Whole-genome sequencing has become the go-to pathogen subtyping tool for food safety labs, but targeted NGS reduces turnaround time and cost because only specific gene regions need to be looked at and not the entire genome, according to Ghorashi.
Ghorashi told Food Dive that NGS shortens the turnaround time to within 24 hours or less. He also said trials with food manufacturers providing side-by-side evaluations of Clear Safety and older testing platforms showed it "dramatically outperformed" the others as far as accuracy and differentiating between false negatives and false positive results.
"With false negatives, you think the sample is clean and you ship and actually end up with a recall," he said. "A false positive means you think there’s something there when it’s actually clean, so [a company may be] holding millions of dollars in inventory and waiting days or weeks before they can ship, which is a tremendous expense."
Ghorashi said federal agencies have shown interest in buying the company's testing technology, which he called a unique platform and "a powerful tool for government." He said NGS can screen broadly — looking for traits and characteristics across the genome at the same time — as well as deeply — serotyping to identify the kind of salmonella, E. coli or listeria that might be present and getting down to strain level without doing whole-genome fingerprinting.
Some of the factors driving today's food testing market include Food Safety Modernization Act regulations, consumer concerns about outbreaks and manufacturers' fear of bad press.
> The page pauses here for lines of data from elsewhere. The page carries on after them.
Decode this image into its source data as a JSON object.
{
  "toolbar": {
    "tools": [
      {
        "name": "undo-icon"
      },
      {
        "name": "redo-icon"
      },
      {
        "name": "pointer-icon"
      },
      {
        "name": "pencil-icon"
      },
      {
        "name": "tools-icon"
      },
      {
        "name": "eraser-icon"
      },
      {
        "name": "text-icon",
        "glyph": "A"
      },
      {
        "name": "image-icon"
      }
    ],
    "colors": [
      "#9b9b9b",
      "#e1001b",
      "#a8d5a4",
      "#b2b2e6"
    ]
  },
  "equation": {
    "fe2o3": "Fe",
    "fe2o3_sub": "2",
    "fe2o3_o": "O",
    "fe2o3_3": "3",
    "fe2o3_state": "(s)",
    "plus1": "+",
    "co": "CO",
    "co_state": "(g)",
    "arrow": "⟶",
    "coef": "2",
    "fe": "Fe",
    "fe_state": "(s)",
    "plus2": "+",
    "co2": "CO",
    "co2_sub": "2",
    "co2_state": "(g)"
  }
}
Ghorashi said a more complex global supply chain is also driving the business.
"That has put the spotlight on individual companies’ food safety programs — investing in more cutting-age technology, sometimes increasing the scope of testing they’re doing," he said.
A larger number of widespread foodborne outbreaks have renewed the focus on food safety and could be fueling consumer concerns that the food system isn't as safe as it used to be. A case in point was the E. coli outbreak this past spring linked to romaine lettuce from Arizona that sickened 210 people from 36 states, hospitalized 96 and killed five.
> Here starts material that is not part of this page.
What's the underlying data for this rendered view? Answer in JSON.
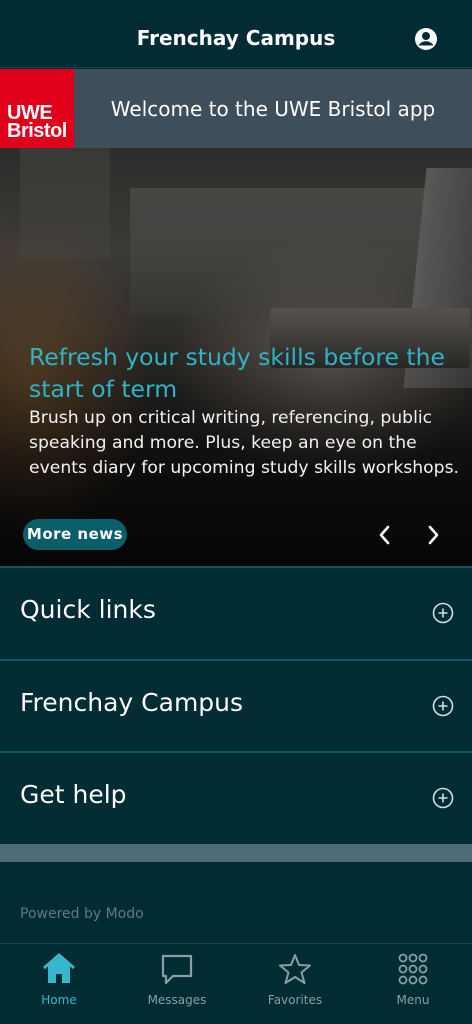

However, it's not necessarily because the food supply is less safe. Ghorashi said he believes technological advances play a role in revealing outbreaks.
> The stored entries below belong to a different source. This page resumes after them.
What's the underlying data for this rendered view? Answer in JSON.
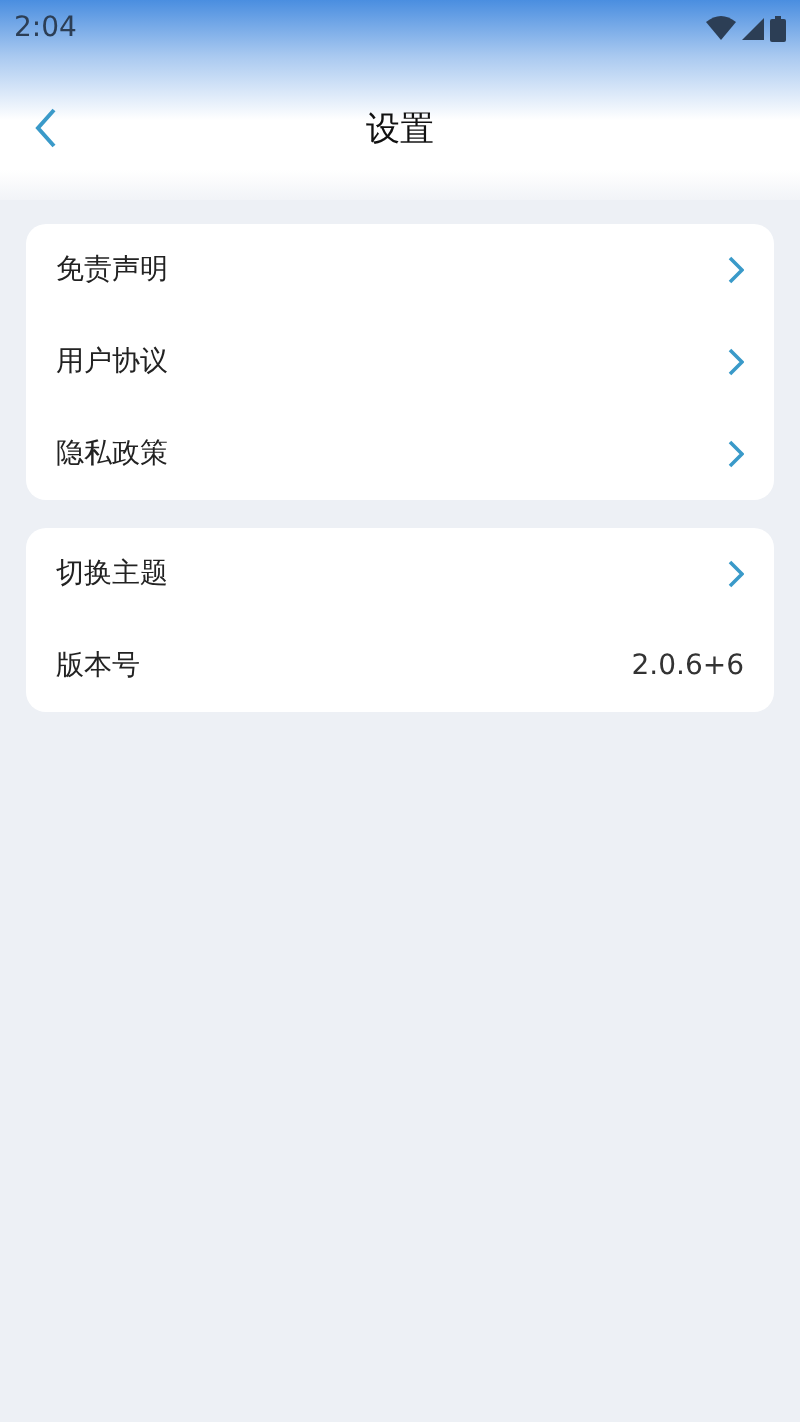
{
  "status_bar": {
    "time": "2:04"
  },
  "header": {
    "title": "设置"
  },
  "groups": [
    {
      "items": [
        {
          "kind": "link",
          "label": "免责声明"
        },
        {
          "kind": "link",
          "label": "用户协议"
        },
        {
          "kind": "link",
          "label": "隐私政策"
        }
      ]
    },
    {
      "items": [
        {
          "kind": "link",
          "label": "切换主题"
        },
        {
          "kind": "value",
          "label": "版本号",
          "value": "2.0.6+6"
        }
      ]
    }
  ]
}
"I think [so many outbreaks in the news are] largely due to more visibility to the end consumer, the consumer demand for more transparency in terms of where their food came from and what it contains, and also more sophisticated technology that can catch things that might have been missed before," he said.
With testing solutions becoming faster and more advanced, Ghorashi said it's possible there could eventually be an end to foodborne outbreaks as more manufacturers adopt miniaturized, handheld devices and online tools to scan foods at any point in their supply chains and get answers in minutes.
"That will probably move us toward the complete extinction of recalls, but that's probably several years away. I would say five to seven years," he predicted.